Adding Kafka as Data Sources

After installing Kafka as a service on your cluster, you can register the Kafka as a data source to use it as a Virtual Table in SQL Stream Builder (SSB).

  • Make sure that you have Kafka service on your cluster.
  • Make sure that you have the right permissions set in Ranger.
  • In case you want to use Schema Registry, make sure that you have Schema service on your cluster.
  • In case you want to use Schema Registry, make sure to add a schema before registering Kafka as a data source.
  1. Go to your cluster in Cloudera Manager.
  2. Click on SQL Stream Builder from the list of Services.
  3. Click on SQLStreamBuilder Console.
    The Streaming SQL Console opens up in a new window.
  4. Click on Data Sources from the main menu.
  5. Click on Register Kafka Provider.
    The Add Kafka Provider window appears.
  6. Add a Name to your Kafka source.
  7. Add the broker host name(s) to Brokers.
    You need to copy the Kafka broker name(s) from Cloudera Manager.
    1. Go to your cluster in Cloudera Manager.
    2. Click on Kafka from the list of Services.
    3. Click on Instances.
    4. Copy the Hostname of the Kafka broker(s) you want to use.
    5. Go back to the Add Kafka Provider page.
    6. Paste the broker hostname to the Brokers field.
    7. Add the default Kafka port after the hostname(s).
      Example:
      docs-test-1.vpc.cloudera.com:9092, 
      docs-test-2.vpc.cloudera.com:9092
  8. Select the Connection protocol.
  9. Select if you want to use Schema Registry.
    1. If you select No, click on Save Changes.
      Kafka is registered as a data source, and listed under Kafka Providers on the Data Sources page.
    2. If you select Yes, the configurations of Schema Registry appear.
    3. Add the Schema Registry URL.
      1. Go to your cluster in Cloudera Manager.
      2. Select Schema Registry from the list of services.
      3. Click on Instances.
      4. Copy the Hostname of Schema Registry.
      5. Add the default prt of Schema Registry after the hostname.
        Example:
        http://<schemaregistry-url>:7788/api/v1
    4. Select the Authentication method for Schema Registry.
      1. If you select None, click on Save Changes.

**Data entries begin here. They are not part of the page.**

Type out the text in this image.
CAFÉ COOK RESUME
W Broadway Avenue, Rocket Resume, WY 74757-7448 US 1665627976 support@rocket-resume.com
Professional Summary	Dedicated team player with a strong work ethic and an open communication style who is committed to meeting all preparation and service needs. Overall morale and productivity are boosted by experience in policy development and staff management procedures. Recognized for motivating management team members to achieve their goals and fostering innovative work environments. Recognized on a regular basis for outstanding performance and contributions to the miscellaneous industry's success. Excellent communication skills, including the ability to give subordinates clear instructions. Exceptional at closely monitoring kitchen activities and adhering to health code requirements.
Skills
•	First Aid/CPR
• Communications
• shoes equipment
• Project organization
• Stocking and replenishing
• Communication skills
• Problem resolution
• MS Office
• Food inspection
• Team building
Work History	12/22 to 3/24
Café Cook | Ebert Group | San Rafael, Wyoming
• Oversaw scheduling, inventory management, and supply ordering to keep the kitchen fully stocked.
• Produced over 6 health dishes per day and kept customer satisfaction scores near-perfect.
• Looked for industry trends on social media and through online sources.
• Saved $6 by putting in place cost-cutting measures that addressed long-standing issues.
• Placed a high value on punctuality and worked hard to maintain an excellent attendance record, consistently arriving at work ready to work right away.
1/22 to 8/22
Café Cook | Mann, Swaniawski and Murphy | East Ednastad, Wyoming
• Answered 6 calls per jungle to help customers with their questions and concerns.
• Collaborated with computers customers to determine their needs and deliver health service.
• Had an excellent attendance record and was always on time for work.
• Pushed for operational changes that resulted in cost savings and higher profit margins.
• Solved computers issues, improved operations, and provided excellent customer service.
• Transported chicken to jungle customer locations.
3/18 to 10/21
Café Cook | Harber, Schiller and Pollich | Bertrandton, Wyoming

        The registered Kafka data source is connected to Schema Registry.

      2. If you select Basic, you need to provide the authentication username and password. After providing the information, click Save Changes.
      3. If you select SSL, you need to provide the Trustore location and password. After providing the information, click Save Changes.
You have registered Kafka as a data source. You are able to select the registered Kafka as a virtual table source or sink.